那時候的謝衍之也很喜歡跟他無理取鬧,明知道是故意逗樂子,但季書辭也會揣著明白裝糊塗地陪著他演,左右不過是些營造情趣的小事。
他看了眼護著項鍊的謝衍之,為了不讓他誤以為自己是分手了還要精打細算拿走所有開銷的摳搜男,還是跟他表了態。
「你還給我我也不要了。」
謝衍之輕輕瞥了他一眼,小聲嘀咕道:「那你今天下午還讓我把戒指還給你。」
季書辭都快了還有這事,遲鈍了一下,道:「你就當我沒說過,反正我們也沒什麼關係了。就像你說的,給你的東西就是你的了,我拿回來也沒意義。」
看多了還徒增難受,他在心裡補充道。
謝衍之直覺這個話題在聊下去就要觸碰到自己不願提及的事了,於是就此打住,放回項鍊往旁邊挪了挪。
「你可別反悔。
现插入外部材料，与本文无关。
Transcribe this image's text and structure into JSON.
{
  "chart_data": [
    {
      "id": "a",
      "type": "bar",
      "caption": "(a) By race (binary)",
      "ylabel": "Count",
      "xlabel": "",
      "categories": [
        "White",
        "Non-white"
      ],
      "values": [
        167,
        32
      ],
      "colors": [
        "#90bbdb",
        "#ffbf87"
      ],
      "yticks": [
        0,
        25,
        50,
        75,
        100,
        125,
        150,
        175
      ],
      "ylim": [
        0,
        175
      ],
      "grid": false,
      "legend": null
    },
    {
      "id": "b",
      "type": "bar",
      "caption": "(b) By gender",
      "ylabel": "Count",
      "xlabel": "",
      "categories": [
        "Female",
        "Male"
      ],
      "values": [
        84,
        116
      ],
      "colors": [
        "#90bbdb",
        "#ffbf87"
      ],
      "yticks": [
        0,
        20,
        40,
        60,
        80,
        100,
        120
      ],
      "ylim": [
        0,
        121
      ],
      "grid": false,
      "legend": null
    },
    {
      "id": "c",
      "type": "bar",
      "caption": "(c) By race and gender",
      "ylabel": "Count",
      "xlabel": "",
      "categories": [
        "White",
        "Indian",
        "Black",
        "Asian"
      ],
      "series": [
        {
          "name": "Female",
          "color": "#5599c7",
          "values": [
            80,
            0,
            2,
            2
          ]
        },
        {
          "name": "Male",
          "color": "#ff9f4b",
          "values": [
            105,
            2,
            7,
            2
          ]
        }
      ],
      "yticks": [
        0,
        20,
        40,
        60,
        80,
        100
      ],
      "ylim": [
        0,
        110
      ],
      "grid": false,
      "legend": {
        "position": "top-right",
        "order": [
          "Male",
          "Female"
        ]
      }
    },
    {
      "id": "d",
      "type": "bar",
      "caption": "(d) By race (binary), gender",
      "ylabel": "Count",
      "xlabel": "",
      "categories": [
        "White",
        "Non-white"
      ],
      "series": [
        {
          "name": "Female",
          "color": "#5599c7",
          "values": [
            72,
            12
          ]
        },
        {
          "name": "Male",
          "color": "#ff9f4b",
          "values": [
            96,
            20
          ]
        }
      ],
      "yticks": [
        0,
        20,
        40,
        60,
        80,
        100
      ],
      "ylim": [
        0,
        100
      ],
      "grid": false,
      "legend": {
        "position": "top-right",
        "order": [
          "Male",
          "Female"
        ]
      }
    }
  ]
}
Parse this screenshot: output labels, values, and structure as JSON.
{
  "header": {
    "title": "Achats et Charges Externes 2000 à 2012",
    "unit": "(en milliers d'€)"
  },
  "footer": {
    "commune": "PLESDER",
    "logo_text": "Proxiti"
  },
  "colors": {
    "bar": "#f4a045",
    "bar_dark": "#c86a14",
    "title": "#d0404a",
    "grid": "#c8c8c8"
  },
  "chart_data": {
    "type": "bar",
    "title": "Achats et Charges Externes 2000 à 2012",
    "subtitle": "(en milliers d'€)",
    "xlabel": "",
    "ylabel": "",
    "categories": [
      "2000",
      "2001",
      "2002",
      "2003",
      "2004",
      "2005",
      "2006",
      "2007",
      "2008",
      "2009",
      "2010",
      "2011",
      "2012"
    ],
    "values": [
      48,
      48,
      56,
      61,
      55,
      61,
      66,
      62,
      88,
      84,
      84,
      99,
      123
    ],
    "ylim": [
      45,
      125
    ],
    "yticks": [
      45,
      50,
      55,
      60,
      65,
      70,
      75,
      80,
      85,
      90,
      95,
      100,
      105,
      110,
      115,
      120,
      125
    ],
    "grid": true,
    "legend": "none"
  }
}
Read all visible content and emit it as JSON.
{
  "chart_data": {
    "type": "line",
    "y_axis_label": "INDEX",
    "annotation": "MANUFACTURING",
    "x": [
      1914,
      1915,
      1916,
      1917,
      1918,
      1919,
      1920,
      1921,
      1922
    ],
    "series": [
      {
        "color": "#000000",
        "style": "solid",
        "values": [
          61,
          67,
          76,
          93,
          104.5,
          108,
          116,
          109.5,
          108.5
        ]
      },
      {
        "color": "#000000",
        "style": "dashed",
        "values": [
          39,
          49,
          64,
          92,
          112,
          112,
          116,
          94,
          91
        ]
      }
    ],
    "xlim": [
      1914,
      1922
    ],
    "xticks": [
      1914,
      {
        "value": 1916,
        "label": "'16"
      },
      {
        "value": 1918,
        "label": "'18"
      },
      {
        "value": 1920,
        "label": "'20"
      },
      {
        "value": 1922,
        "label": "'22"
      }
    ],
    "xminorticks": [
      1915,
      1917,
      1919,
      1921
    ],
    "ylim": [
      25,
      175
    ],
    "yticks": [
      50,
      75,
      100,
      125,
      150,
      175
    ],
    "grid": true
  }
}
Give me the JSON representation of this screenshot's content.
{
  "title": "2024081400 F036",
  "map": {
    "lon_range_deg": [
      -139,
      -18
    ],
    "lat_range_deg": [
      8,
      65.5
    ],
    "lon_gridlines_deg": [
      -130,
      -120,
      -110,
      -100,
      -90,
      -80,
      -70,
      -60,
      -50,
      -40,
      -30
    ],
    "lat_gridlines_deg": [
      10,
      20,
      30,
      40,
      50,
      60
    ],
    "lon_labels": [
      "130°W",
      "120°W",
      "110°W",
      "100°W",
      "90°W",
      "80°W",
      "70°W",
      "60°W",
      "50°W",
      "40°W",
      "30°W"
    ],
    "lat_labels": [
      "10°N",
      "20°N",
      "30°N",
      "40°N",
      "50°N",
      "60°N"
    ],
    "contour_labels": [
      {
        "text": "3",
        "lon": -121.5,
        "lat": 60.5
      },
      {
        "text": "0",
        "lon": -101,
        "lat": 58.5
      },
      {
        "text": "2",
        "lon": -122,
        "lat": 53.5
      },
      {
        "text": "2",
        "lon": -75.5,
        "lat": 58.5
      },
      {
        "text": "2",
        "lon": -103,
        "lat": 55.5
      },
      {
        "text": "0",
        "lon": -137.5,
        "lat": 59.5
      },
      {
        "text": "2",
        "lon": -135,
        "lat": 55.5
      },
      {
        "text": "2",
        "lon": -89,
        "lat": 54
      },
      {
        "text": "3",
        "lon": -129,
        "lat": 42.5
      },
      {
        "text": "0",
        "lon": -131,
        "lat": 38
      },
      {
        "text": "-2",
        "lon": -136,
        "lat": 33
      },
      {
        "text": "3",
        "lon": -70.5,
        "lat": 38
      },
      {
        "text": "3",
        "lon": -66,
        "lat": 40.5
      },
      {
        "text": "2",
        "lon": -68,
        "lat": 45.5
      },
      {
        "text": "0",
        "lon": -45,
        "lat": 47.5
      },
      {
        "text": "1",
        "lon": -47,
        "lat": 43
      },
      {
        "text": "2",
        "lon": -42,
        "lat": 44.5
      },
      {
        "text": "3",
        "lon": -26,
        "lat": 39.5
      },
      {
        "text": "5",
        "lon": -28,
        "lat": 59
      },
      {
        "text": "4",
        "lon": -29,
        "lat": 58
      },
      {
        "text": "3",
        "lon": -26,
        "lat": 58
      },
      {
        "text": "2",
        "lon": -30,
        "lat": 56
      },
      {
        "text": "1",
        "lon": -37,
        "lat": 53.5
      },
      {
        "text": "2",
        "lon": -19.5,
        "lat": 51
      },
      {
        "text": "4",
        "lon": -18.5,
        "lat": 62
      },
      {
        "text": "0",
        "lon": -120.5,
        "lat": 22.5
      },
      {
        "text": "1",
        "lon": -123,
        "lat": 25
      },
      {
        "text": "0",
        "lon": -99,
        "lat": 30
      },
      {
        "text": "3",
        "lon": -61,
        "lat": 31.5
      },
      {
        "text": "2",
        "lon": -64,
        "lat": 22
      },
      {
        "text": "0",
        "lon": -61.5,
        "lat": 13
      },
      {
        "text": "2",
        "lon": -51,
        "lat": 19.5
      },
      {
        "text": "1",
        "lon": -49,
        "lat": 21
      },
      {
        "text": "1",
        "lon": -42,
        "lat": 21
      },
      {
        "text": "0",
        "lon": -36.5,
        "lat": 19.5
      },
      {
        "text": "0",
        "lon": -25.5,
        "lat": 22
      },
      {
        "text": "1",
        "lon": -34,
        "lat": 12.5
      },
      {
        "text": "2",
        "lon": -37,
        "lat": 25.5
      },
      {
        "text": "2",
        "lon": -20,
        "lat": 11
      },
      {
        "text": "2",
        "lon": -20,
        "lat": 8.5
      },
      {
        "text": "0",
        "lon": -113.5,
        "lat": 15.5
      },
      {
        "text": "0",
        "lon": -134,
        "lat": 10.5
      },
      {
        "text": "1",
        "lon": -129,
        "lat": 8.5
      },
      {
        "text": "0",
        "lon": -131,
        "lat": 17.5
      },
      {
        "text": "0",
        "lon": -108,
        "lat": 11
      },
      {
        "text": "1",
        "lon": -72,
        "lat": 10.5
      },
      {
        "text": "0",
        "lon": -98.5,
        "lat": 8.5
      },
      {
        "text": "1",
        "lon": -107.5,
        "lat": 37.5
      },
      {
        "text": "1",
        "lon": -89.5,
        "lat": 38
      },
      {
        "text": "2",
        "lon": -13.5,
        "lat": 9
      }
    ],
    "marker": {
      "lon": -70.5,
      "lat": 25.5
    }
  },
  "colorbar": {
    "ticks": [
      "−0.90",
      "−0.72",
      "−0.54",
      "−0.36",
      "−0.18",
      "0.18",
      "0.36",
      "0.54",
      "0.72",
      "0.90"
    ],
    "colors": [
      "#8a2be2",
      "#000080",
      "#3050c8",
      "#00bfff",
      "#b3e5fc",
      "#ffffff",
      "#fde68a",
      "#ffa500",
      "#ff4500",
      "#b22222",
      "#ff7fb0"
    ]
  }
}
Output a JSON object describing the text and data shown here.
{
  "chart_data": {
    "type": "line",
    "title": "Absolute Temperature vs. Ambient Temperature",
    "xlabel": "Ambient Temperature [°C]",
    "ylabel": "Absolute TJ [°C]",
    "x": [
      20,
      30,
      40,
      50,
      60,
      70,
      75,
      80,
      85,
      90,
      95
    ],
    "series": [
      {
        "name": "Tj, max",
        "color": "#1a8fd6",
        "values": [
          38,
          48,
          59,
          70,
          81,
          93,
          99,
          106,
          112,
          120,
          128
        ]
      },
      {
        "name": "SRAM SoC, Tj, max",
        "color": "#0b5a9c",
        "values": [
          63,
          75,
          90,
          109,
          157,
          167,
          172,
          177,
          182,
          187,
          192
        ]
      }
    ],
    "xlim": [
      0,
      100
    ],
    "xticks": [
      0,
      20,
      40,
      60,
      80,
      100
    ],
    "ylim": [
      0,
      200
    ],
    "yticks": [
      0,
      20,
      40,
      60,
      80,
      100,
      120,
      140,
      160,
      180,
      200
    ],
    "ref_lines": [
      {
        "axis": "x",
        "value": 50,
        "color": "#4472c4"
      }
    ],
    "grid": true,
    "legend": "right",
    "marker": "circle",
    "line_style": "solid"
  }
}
」
季書辭嗤笑道:「你當我是你嗎,我從不騙人。」
謝衍之把熱水瓶捧在懷裡保暖,聽罷罕見地沒開口回駁。
他從沒想過兩人還有像現在這樣心平氣和坐在一起說話的機會,自那天從會場分開後,他一直覺得他們以後不會見面了,就算見面了也一定是劍拔弩張。
即便那天是演戲,他也是真的徹頭徹尾傷害了季書辭。
「唐見疏讓你考慮什麼?」身邊傳來一聲問話。
謝衍之木訥了幾秒,後知後覺反應過來他是看到那條消息了,抿緊了嘴唇:「也沒什麼,我可能打算出國一段時間。最近機票不好買,他讓我再考慮考慮。」
季書辭手上動作不易察覺地僵了一下,很快又恢復正常:「那也挺好。」
「……是啊。」謝衍之道。
周圍不出所料地安靜下來,似乎從兩人見面開始,總是沉默比較多。
急診室的燈光穿過門縫,落在灰撲撲的地面上。醫院就像個較量生死的戰場,稍不留神就會陰陽兩隔。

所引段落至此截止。